Interleaving String (交錯字串) 🟡 Medium¶

📌 LeetCode #97 — 題目連結 | NeetCode 解說

1. 🧐 Problem Dissection (釐清問題)¶

給定三個字串 s1, s2, s3。判斷 s3 是否由 s1 和 s2 交錯 (Interleave) 組成。交錯的意思是： s3 包含 s1 和 s2 的所有字元，且 s1 和 s2 內部字元的相對順序保持不變。

Input: s1 = "aabcc", s2 = "dbbca", s3 = "aadbbcbcac"
Output: true
- s1: "aa" + "bc" + "c"
- s2: "dbbc" + "a"
- s3: "aa" + "dbbc" + "bc" + "a" + "c"
Input: s1 = "aabcc", s2 = "dbbca", s3 = "aadbbbaccc"
Output: false
Constraints:
- \(0 <= s1.length, s2.length <= 100\)
- \(0 <= s3.length <= 200\)

2. 🐢 Brute Force Approach (暴力解)¶

Recursion: check(i, j, k) checks match between s1[i:], s2[j:], and s3[k:].

If s1[i] == s3[k], try check(i+1, j, k+1).
If s2[j] == s3[k], try check(i, j+1, k+1).
If both match, try both branches.
Time: \(O(2^{M+N})\).

3. 💡 The "Aha!" Moment (優化)¶

這是一個標準的 2D DP 問題。 dp[i][j] 表示 s1 的前 i 個字元和 s2 的前 j 個字元能否交錯組成 s3 的前 i+j 個字元。

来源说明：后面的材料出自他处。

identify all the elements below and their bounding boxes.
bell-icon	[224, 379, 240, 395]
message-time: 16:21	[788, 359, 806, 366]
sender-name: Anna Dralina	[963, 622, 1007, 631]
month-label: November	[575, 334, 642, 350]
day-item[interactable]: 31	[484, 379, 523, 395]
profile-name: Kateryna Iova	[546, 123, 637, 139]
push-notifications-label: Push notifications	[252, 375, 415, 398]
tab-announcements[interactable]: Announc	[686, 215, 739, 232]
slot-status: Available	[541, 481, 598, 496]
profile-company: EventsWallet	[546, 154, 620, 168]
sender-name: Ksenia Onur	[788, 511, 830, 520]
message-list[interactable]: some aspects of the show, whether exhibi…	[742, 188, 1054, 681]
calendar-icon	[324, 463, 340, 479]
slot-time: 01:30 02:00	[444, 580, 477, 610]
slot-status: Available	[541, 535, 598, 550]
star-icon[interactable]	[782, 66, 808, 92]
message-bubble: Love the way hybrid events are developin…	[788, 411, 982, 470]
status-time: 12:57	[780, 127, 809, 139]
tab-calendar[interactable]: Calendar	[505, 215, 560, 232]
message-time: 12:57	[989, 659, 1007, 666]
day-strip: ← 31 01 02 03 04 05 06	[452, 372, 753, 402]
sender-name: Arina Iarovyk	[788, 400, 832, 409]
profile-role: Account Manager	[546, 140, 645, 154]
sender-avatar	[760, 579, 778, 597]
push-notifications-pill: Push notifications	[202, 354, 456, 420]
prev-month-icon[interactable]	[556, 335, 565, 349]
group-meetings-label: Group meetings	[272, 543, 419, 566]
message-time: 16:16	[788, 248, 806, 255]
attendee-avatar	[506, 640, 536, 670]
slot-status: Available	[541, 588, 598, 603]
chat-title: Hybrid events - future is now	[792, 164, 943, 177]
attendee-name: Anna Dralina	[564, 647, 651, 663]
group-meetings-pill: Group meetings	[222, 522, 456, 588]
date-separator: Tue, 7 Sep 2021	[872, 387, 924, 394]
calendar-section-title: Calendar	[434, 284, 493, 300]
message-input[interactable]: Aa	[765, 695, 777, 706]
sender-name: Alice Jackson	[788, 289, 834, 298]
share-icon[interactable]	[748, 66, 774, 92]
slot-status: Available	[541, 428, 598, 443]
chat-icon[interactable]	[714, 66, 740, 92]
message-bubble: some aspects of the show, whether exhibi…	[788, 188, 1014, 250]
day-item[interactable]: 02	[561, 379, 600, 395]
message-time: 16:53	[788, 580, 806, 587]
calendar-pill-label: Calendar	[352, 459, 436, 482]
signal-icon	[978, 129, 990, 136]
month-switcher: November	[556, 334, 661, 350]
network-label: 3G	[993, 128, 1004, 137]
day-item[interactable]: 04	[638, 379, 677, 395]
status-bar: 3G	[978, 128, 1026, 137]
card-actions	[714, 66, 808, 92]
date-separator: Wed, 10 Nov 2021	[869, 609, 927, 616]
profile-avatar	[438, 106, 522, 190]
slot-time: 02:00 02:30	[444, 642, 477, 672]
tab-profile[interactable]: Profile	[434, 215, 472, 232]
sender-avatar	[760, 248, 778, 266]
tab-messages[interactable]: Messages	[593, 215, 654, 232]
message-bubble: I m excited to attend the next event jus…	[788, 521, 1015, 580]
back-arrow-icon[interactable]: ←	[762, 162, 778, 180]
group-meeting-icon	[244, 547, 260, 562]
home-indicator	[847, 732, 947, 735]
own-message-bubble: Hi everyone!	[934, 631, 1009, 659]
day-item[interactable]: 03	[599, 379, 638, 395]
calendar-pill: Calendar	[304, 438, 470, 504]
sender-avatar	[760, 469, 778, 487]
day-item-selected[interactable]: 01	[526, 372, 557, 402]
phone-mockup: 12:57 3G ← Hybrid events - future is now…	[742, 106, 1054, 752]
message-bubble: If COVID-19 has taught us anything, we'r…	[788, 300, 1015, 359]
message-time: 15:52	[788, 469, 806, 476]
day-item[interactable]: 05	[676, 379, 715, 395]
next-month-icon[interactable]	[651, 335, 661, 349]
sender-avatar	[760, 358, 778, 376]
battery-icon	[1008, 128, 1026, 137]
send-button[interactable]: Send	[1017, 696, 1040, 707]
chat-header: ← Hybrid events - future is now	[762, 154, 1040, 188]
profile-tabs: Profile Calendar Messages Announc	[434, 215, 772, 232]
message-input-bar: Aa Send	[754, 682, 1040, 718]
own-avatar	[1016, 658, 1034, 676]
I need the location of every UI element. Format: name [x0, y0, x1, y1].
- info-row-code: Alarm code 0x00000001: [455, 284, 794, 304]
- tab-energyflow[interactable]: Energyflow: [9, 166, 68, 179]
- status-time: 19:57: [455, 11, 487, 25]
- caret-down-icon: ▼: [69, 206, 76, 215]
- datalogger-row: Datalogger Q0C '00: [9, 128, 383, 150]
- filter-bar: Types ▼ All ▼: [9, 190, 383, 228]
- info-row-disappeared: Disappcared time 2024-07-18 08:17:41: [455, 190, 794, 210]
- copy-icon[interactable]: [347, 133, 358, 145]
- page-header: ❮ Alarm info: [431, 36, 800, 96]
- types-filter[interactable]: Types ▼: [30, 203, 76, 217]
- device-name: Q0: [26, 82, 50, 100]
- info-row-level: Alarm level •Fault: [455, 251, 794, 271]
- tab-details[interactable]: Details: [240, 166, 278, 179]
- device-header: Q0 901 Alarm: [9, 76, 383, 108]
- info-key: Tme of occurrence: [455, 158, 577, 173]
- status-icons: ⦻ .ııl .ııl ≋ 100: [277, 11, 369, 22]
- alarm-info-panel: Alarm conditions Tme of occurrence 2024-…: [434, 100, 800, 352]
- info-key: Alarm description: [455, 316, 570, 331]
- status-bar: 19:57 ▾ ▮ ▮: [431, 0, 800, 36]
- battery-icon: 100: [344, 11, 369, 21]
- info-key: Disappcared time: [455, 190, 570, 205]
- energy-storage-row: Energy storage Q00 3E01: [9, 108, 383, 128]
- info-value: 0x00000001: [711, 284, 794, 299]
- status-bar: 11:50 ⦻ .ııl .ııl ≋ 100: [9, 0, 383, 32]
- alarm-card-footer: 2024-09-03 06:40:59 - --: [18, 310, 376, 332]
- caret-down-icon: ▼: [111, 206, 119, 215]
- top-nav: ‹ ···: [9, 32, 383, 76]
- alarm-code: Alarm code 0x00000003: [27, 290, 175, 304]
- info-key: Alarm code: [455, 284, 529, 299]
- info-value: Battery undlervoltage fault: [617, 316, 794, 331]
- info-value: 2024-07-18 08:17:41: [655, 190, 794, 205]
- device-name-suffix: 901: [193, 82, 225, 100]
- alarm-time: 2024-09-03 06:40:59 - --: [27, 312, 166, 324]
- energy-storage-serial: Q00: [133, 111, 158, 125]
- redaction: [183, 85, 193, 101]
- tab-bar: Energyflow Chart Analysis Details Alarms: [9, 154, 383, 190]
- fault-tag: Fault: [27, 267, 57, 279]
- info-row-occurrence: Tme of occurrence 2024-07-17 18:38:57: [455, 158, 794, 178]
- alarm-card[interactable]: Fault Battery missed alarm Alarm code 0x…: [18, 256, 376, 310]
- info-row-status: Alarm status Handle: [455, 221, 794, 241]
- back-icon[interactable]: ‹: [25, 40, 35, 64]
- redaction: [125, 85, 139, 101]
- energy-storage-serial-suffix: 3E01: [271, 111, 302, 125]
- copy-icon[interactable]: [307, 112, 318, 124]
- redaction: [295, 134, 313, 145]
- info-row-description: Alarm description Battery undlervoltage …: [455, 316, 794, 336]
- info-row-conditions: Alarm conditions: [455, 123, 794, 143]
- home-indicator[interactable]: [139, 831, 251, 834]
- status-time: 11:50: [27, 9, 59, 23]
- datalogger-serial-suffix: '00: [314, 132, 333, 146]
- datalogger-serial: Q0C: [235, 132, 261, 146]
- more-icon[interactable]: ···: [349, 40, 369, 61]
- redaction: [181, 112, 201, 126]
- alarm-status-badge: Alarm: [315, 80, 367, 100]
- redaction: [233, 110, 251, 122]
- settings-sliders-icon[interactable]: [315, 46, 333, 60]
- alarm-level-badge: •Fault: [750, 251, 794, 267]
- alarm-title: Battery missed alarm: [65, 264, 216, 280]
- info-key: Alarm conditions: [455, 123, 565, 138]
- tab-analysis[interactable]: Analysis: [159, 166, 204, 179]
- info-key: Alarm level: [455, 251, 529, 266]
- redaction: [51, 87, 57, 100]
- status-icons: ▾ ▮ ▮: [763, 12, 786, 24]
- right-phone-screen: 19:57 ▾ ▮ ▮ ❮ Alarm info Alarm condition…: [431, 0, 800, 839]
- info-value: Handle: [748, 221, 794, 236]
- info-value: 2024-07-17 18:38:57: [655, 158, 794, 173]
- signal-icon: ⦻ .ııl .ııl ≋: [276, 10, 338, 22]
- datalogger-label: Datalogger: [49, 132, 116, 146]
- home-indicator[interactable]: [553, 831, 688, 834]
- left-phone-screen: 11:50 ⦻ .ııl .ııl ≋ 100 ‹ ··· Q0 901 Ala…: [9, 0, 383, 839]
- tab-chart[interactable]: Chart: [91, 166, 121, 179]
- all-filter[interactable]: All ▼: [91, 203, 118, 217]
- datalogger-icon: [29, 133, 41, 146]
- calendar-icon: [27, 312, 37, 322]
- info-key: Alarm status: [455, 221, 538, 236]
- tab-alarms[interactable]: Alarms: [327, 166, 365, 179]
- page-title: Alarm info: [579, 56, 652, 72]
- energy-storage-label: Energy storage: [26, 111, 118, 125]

Transition: dp[i][j] is true IF:

s1 的第 i 個字元 (s1[i-1]) 等於 s3 的第 i+j 個字元 (s3[i+j-1])，且 dp[i-1][j] 為真。 OR
s2 的第 j 個字元 (s2[j-1]) 等於 s3 的第 i+j 個字元 (s3[i+j-1])，且 dp[i][j-1] 為真。

Base Case: dp[0][0] = true 此外，需檢查長度：如果 len(s1) + len(s2) != len(s3)，直接 false。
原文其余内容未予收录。